Ocena wątku:
  • 0 głosów - średnia: 0
  • 1
  • 2
  • 3
  • 4
  • 5
WySzos [10:00 - co niedziela pod Maryśką]
Reaktywować się trzeba mości panowie! Jutro jedziemy!
Odpowiedz
Tak!
Odpowiedz
Trasa tutaj: http://www.gpsies.com/map.do?fileId=ikohvacmrafqqscc.

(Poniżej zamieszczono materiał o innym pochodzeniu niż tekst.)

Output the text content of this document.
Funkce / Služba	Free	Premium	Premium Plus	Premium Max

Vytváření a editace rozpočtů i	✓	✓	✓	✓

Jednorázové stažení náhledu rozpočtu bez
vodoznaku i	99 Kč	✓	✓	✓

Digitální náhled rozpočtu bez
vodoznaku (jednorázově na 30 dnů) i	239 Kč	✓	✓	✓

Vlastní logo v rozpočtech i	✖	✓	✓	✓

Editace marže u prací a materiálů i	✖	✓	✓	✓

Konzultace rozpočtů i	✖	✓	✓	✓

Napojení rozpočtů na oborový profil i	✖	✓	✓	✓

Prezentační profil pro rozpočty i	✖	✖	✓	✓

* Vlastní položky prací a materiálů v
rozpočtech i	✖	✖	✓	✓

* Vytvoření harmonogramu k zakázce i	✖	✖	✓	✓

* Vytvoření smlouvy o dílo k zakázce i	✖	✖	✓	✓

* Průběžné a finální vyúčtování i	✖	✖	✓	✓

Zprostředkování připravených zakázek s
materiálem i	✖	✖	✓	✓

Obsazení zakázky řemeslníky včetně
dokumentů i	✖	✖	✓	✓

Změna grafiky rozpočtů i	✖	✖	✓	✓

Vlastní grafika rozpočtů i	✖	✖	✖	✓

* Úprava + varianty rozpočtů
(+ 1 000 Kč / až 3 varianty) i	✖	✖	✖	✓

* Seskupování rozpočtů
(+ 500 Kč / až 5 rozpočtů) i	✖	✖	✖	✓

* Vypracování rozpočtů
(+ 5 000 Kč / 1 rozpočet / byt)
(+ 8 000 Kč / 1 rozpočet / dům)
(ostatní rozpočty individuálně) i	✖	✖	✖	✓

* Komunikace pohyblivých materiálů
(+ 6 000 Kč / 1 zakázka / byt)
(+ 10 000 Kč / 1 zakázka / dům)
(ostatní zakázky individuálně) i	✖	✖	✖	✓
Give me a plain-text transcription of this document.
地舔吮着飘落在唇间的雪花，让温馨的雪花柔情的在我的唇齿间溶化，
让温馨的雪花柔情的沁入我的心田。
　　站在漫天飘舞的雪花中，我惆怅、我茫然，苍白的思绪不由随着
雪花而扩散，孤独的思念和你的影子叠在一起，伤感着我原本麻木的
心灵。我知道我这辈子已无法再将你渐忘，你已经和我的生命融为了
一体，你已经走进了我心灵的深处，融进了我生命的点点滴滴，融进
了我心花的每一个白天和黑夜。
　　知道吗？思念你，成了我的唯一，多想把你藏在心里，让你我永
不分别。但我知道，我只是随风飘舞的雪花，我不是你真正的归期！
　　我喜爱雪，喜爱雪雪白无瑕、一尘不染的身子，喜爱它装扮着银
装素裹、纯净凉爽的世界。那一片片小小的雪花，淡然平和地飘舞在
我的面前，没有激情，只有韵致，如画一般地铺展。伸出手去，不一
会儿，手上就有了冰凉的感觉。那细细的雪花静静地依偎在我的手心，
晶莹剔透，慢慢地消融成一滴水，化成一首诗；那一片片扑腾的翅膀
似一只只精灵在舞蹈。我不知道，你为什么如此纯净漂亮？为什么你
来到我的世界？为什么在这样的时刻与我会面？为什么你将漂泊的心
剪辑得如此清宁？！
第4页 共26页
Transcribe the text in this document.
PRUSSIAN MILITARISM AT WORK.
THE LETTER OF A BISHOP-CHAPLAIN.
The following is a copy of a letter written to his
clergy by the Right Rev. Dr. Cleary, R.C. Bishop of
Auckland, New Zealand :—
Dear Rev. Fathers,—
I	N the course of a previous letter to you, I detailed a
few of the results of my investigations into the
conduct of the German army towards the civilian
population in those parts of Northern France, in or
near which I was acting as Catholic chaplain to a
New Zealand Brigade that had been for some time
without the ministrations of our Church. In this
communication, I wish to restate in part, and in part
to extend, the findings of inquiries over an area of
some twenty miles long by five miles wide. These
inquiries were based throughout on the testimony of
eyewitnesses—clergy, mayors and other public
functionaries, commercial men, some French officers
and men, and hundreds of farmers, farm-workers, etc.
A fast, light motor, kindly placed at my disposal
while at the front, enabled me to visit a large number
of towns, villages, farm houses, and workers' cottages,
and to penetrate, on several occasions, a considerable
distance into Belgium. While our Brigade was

Na liczniku wyszło mi 91 km z avs 29 kmh.
Odpowiedz
Po tym jak się odłaczyłem od Was pojechałem na Bychawę, potem przez Bychawkę, Osolice, Pszczelą Wolę, Prawiedniki, Mętów. Mnie wyszło 62km średnia 28,4.
Odpowiedz
dzis odbyl sie wyszos w sumie wyjechalismy z Lublina w 5 osob cztery szosy i mtb,jaka byla dokladna trasa tego nie wiem bo jej nie ukoczylem problemy sprzetowe kondycyjne Undecided
Odpowiedz
Dziś z Kalim przy pięknej pogodzie pojechaliśmy do Samoklęsk.
Kali dobrze dawał, a ja miałem bardzo kiepski dzień.
Zrobiliśmy około 67km ze średnią 29.3km/h.
Wiatr wiał w twarz, gdy jechaliśmy tam, a z powrotem było z nim różnie.

Jechaliśmy przez Choiny, skręciliśmy na Półko i dalej jechaliśmy przez Nasutów, by ominąć południowy dojazd do Krasiczyna.
Odpowiedz
Widzę Kali że spodobała ci się ta traska :-D
Odpowiedz
No tym razem na tej trasie wiatr mnie nie pokonał.Co by nie mówić, urokliwa trasa.
Miłość jest dla hipisów, nienawiść jest dla panków!!!
Odpowiedz
Dzisiejszy WySzos całkiem pozytywny i dość rekreacyjno-turystyczny przebiegał trasą dość dziwną...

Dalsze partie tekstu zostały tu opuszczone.